Une énigme macabre aux relents d'agonie
Je conçois que l'on puisse détester SAW, pour des raisons tout à fait valables.
Personnellement, j'adore, et pour des raisons tout aussi valables.
La première chose à prendre en compte, si l'on veut considérer le film avec un minimum de profondeur, est le budget avec lequel il a été tourné : 1,2 millions de dollars, en tout et pour tout. Je ris jaune en songeant à ce chiffre, car alors que le budget pour la franchise n'a cesser d'augmenter (4 millions pour SAW 2, 12 millions pour SAW 3...), la qualité s'est amoindrie, au point de transformer ses énièmes suites en navets difficilement défendables...
Doit-on pourtant faire l'éloge des films faits avec des bouts de ficelle ?
De nombreux essais semblent le confirmer : de REC au projet blairwitch, en passant par Evil Dead, des films ont su avoir une grande reconnaissance publique, et sont rentrés dans les bonnes grâces d'un nombre appréciable de critiques.
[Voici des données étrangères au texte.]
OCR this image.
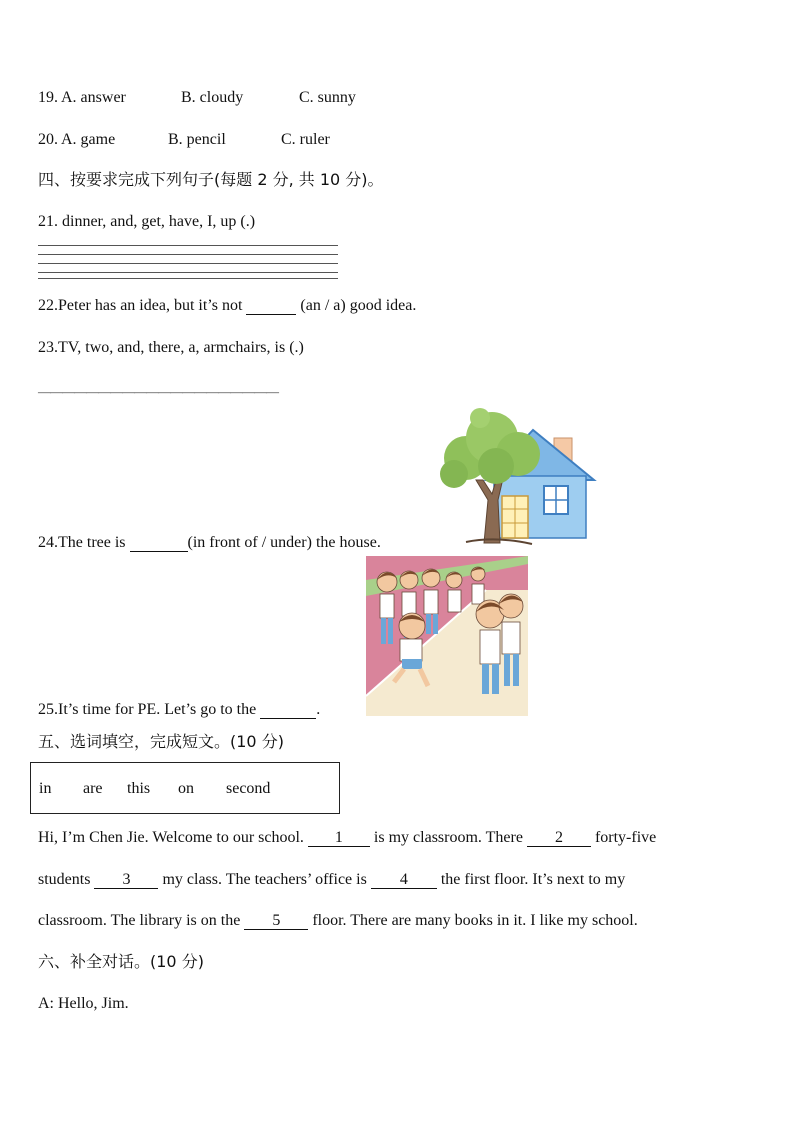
19. A. answer	B. cloudy	C. sunny
20. A. game	B. pencil	C. ruler
四、按要求完成下列句子(每题 2 分, 共 10 分)。
21. dinner, and, get, have, I, up (.)
22.Peter has an idea, but it’s not	(an / a) good idea.
23.TV, two, and, there, a, armchairs, is (.)
————————————————————
24.The tree is	(in front of / under) the house.
25.It’s time for PE. Let’s go to the	.
五、选词填空，完成短文。(10 分)
in are this on second
Hi, I’m Chen Jie. Welcome to our school. 1 is my classroom. There 2 forty-five
students 3 my class. The teachers’ office is 4 the first floor. It’s next to my
classroom. The library is on the 5 floor. There are many books in it. I like my school.
六、补全对话。(10 分)
A: Hello, Jim.
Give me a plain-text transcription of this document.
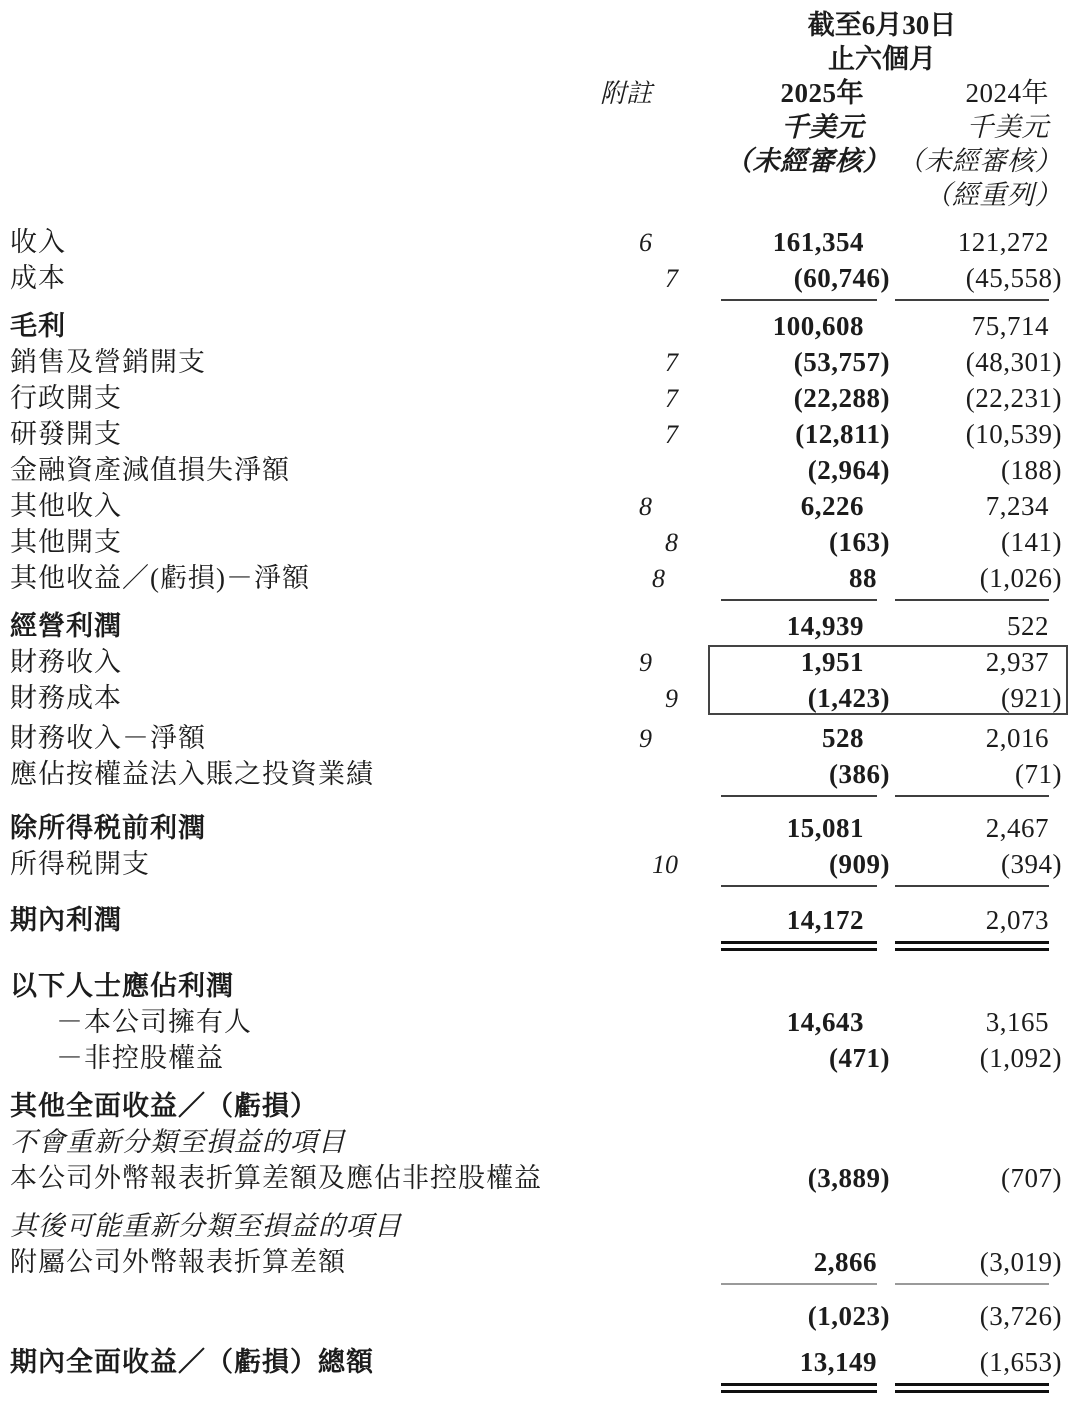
截至6月30日
止六個月
附註	2025年	2024年
千美元	千美元
（未經審核） （未經審核）
（經重列）
收入	6	161,354	121,272
成本	7	(60,746)	(45,558)
毛利	100,608	75,714
銷售及營銷開支	7	(53,757)	(48,301)
行政開支	7	(22,288)	(22,231)
研發開支	7	(12,811)	(10,539)
金融資產減值損失淨額	(2,964)	(188)
其他收入	8	6,226	7,234
其他開支	8	(163)	(141)
其他收益／(虧損)－淨額	8	88	(1,026)
經營利潤	14,939	522
財務收入	9	1,951	2,937
財務成本	9	(1,423)	(921)
財務收入－淨額	9	528	2,016
應佔按權益法入賬之投資業績	(386)	(71)
除所得税前利潤	15,081	2,467
所得税開支	10	(909)	(394)
期內利潤	14,172	2,073
以下人士應佔利潤
－本公司擁有人	14,643	3,165
－非控股權益	(471)	(1,092)
其他全面收益／（虧損）
不會重新分類至損益的項目
本公司外幣報表折算差額及應佔非控股權益	(3,889)	(707)
其後可能重新分類至損益的項目
附屬公司外幣報表折算差額	2,866	(3,019)
(1,023)	(3,726)
期內全面收益／（虧損）總額	13,149	(1,653)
Cependant, un tel exploit requiert un cocktail d'ingrédients : une idée originale ou particulièrement bien exploitée, des acteurs concernés, une maîtrise technique parfaite... Et la chance d'être plébiscité par un bouche à oreille vigoureux.
A mes yeux, SAW réunit tous ces aspects.
Le film n'a pu être tourné, suite au budget limité, que durant 18 jours, délai ridicule en comparaison du temps que prennent des films de moindre gabarit pour être finalisés. Des scènes ont dû même être tournées en catastrophe pour le montage final. Selon moi, une production aussi courte et chaotique laissait une marge de manoeuvre infime à James Wan, qui n'avait pas le droit à l'erreur. Pourtant, il est parvenu à nous pondre des scènes d'anthologie, comme celle de l'appartement d'Adam : il est forcé de s'éclairer par des flashs de son appareil, tout en étant douloureusement conscient de la présence d'un intrus, dont l'apparition est réellement effrayante. Tous les plans de ce films respirent la maîtrise et les bonnes idées, et le réalisateur a de quoi être fier de ce qu'il a accomplit avec si peu.
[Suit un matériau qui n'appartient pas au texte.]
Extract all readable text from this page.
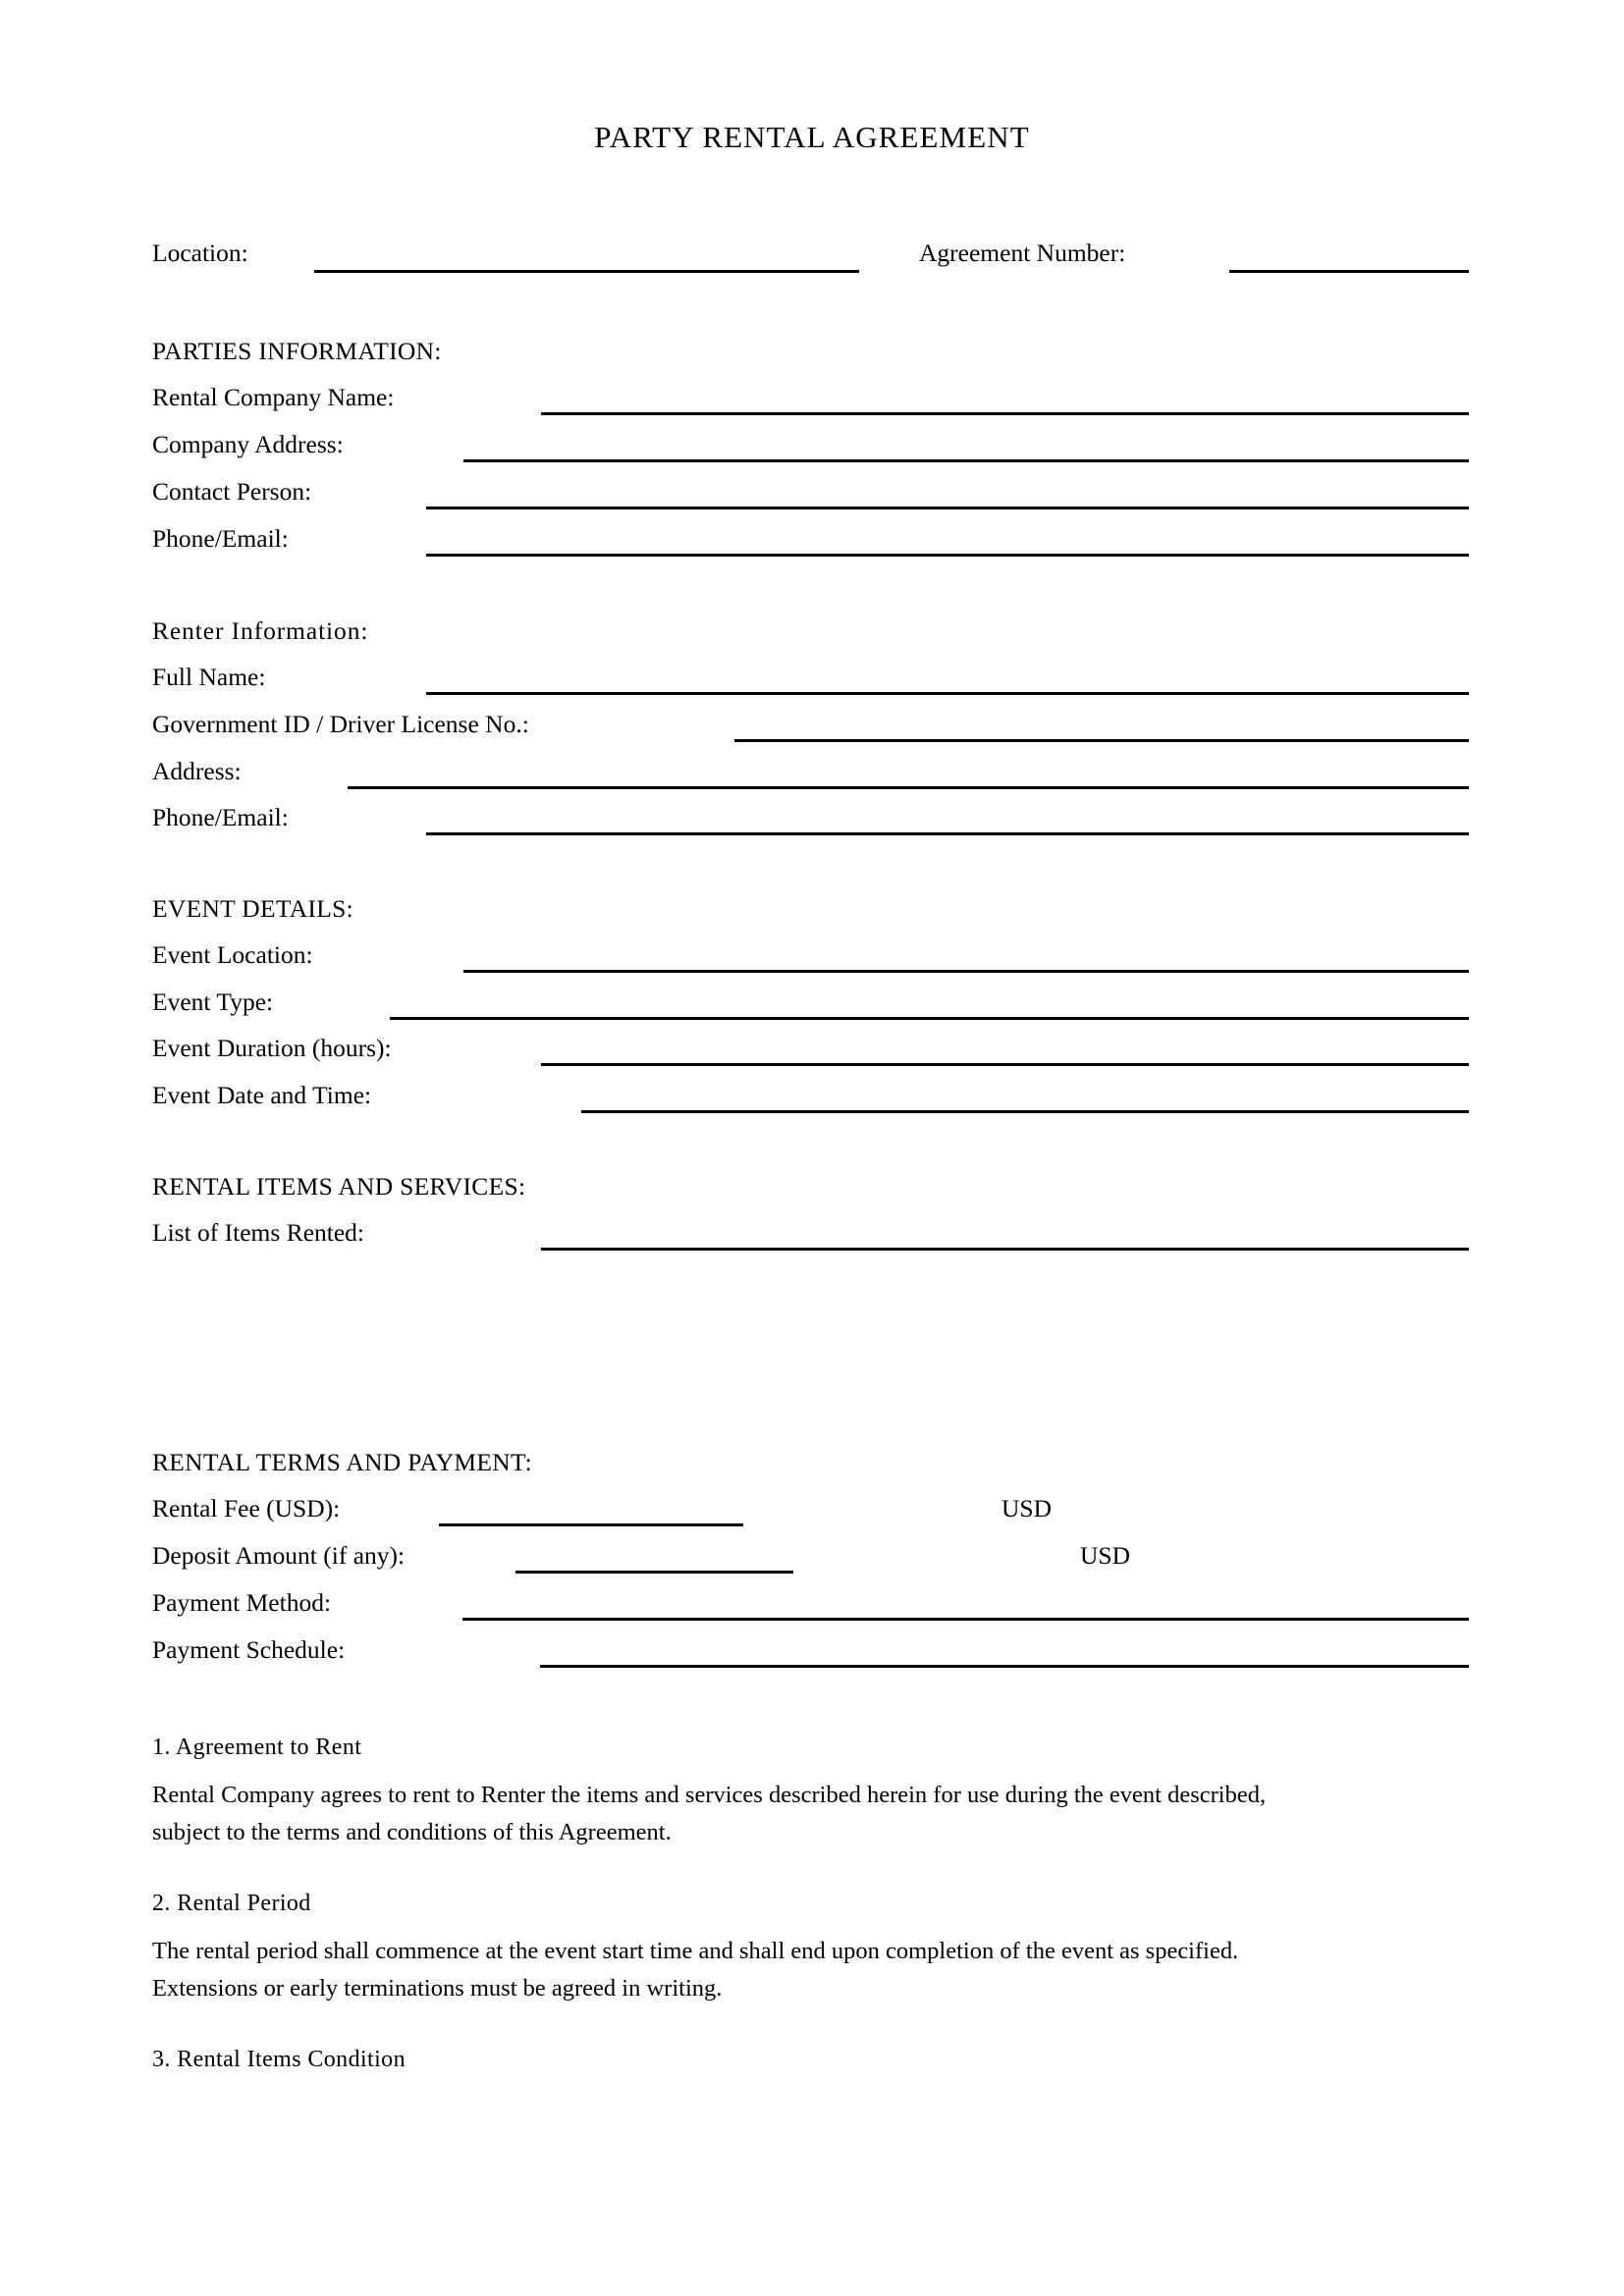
PARTY RENTAL AGREEMENT
Location:	Agreement Number:
PARTIES INFORMATION:
Rental Company Name:
Company Address:
Contact Person:
Phone/Email:
Renter Information:
Full Name:
Government ID / Driver License No.:
Address:
Phone/Email:
EVENT DETAILS:
Event Location:
Event Type:
Event Duration (hours):
Event Date and Time:
RENTAL ITEMS AND SERVICES:
List of Items Rented:
RENTAL TERMS AND PAYMENT:
Rental Fee (USD):	USD
Deposit Amount (if any):	USD
Payment Method:
Payment Schedule:
1. Agreement to Rent
Rental Company agrees to rent to Renter the items and services described herein for use during the event described,
subject to the terms and conditions of this Agreement.
2. Rental Period
The rental period shall commence at the event start time and shall end upon completion of the event as specified.
Extensions or early terminations must be agreed in writing.
3. Rental Items Condition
Les acteurs sont dedans, et ça se sent. Habitant leur personnage, ils leur donnent une incroyable consistance : la chute vers la folie de Lawrence, la peur d'Alison, le côté mou et geignard d'Adam... Tout sonne avec justesse. Les seconds rôles ne sont pas en reste : en nombre idéal, ils sont assez nombreux pour nourrir l'intrigue, et la réduction du casting pour des raisons budgétaires donnent un aspect intimiste au film, dont l'atmosphère quasi-claustrophobe se trouve renforcée (après, question de point de vue). Mention spéciale aux doublages français, particulièrement celui de la voix de Jigsaw.
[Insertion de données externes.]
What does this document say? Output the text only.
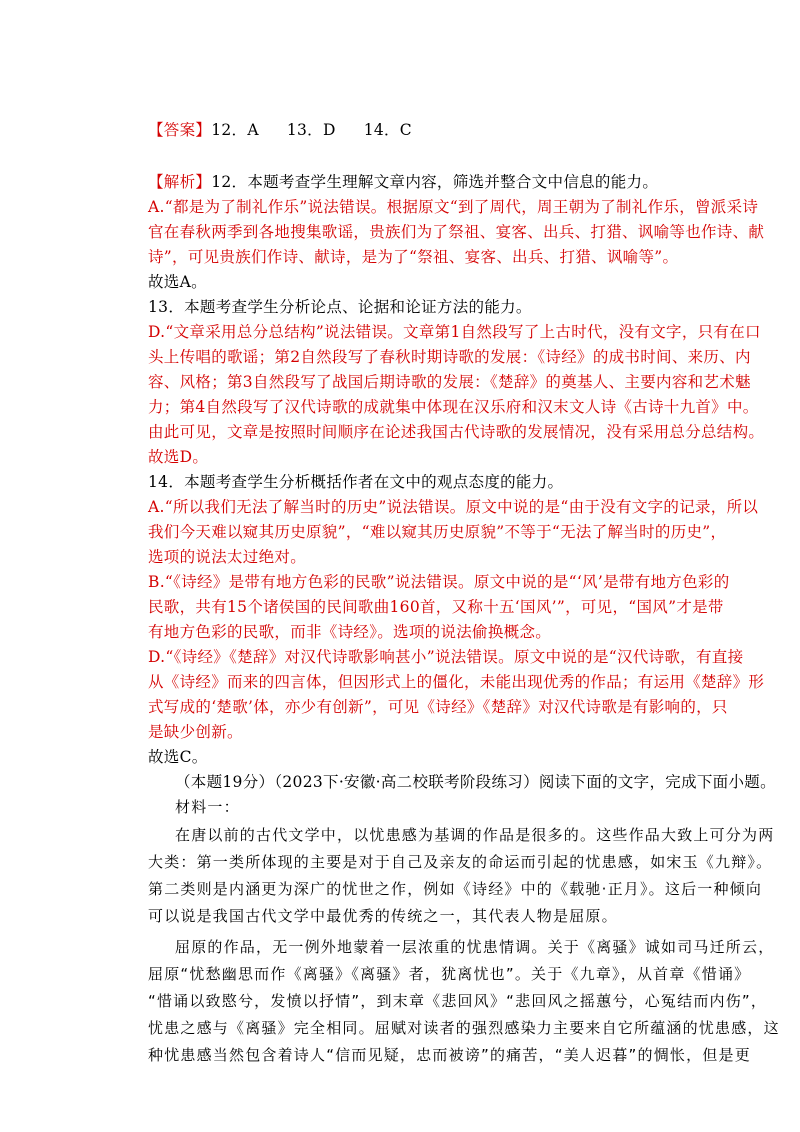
【答案】12．A 13．D 14．C
【解析】12．本题考查学生理解文章内容，筛选并整合文中信息的能力。
A.“都是为了制礼作乐”说法错误。根据原文“到了周代，周王朝为了制礼作乐，曾派采诗
官在春秋两季到各地搜集歌谣，贵族们为了祭祖、宴客、出兵、打猎、讽喻等也作诗、献
诗”，可见贵族们作诗、献诗，是为了“祭祖、宴客、出兵、打猎、讽喻等”。
故选A。
13．本题考查学生分析论点、论据和论证方法的能力。
D.“文章采用总分总结构”说法错误。文章第1自然段写了上古时代，没有文字，只有在口
头上传唱的歌谣；第2自然段写了春秋时期诗歌的发展：《诗经》的成书时间、来历、内
容、风格；第3自然段写了战国后期诗歌的发展：《楚辞》的奠基人、主要内容和艺术魅
力；第4自然段写了汉代诗歌的成就集中体现在汉乐府和汉末文人诗《古诗十九首》中。
由此可见，文章是按照时间顺序在论述我国古代诗歌的发展情况，没有采用总分总结构。
故选D。
14．本题考查学生分析概括作者在文中的观点态度的能力。
A.“所以我们无法了解当时的历史”说法错误。原文中说的是“由于没有文字的记录，所以
我们今天难以窥其历史原貌”，“难以窥其历史原貌”不等于“无法了解当时的历史”，
选项的说法太过绝对。
B.“《诗经》是带有地方色彩的民歌”说法错误。原文中说的是“‘风’是带有地方色彩的
民歌，共有15个诸侯国的民间歌曲160首，又称十五‘国风’”，可见，“国风”才是带
有地方色彩的民歌，而非《诗经》。选项的说法偷换概念。
D.“《诗经》《楚辞》对汉代诗歌影响甚小”说法错误。原文中说的是“汉代诗歌，有直接
从《诗经》而来的四言体，但因形式上的僵化，未能出现优秀的作品；有运用《楚辞》形
式写成的‘楚歌’体，亦少有创新”，可见《诗经》《楚辞》对汉代诗歌是有影响的，只
是缺少创新。
故选C。
（本题19分）（2023下·安徽·高二校联考阶段练习）阅读下面的文字，完成下面小题。
材料一：
在唐以前的古代文学中，以忧患感为基调的作品是很多的。这些作品大致上可分为两
大类：第一类所体现的主要是对于自己及亲友的命运而引起的忧患感，如宋玉《九辩》。
第二类则是内涵更为深广的忧世之作，例如《诗经》中的《载驰·正月》。这后一种倾向
可以说是我国古代文学中最优秀的传统之一，其代表人物是屈原。
屈原的作品，无一例外地蒙着一层浓重的忧患情调。关于《离骚》诚如司马迁所云，
屈原“忧愁幽思而作《离骚》《离骚》者，犹离忧也”。关于《九章》，从首章《惜诵》
“惜诵以致愍兮，发愤以抒情”，到末章《悲回风》“悲回风之摇蕙兮，心冤结而内伤”，
忧患之感与《离骚》完全相同。屈赋对读者的强烈感染力主要来自它所蕴涵的忧患感，这
种忧患感当然包含着诗人“信而见疑，忠而被谤”的痛苦，“美人迟暮”的惆怅，但是更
Enfin, je ne vais pas parler de l'idée, mais plutôt de la façon dont elle est traitée. La manière dont le tueur au puzzle joue sur l'ambiguïté des situations où il pousse ses victimes est brillament mise en scène, de la même façon que les "puzzles" eux-mêmes. Tout est calculé pour un naufrage vers la folie où le suicide : même si Alison parvient miraculeusement à s'en sortir indemne, on sent qu'elle a laissé dans l'épreuve une part de son humanité et de sa raison. Et mon dieu, ce twist final... De toute mon expérience de spectateur, je n'ai encore jamais vu un film qui l'égale sur ce point, et c'est ce qui explique une telle note.
A mes yeux, le film regorge tant d'idées de génies qu'il en devient lui-même l'oeuvre d'un génie. Alors oui c'est dérangeant, oui ça fait peur, oui c'est gore, mais c'est à des années lumières de l'arrachage de trippes outrancier auquel se livre ses suites. C'est un thriller merveilleusement mis en scène, qui se regarde sans retenue et mérite un immense respect.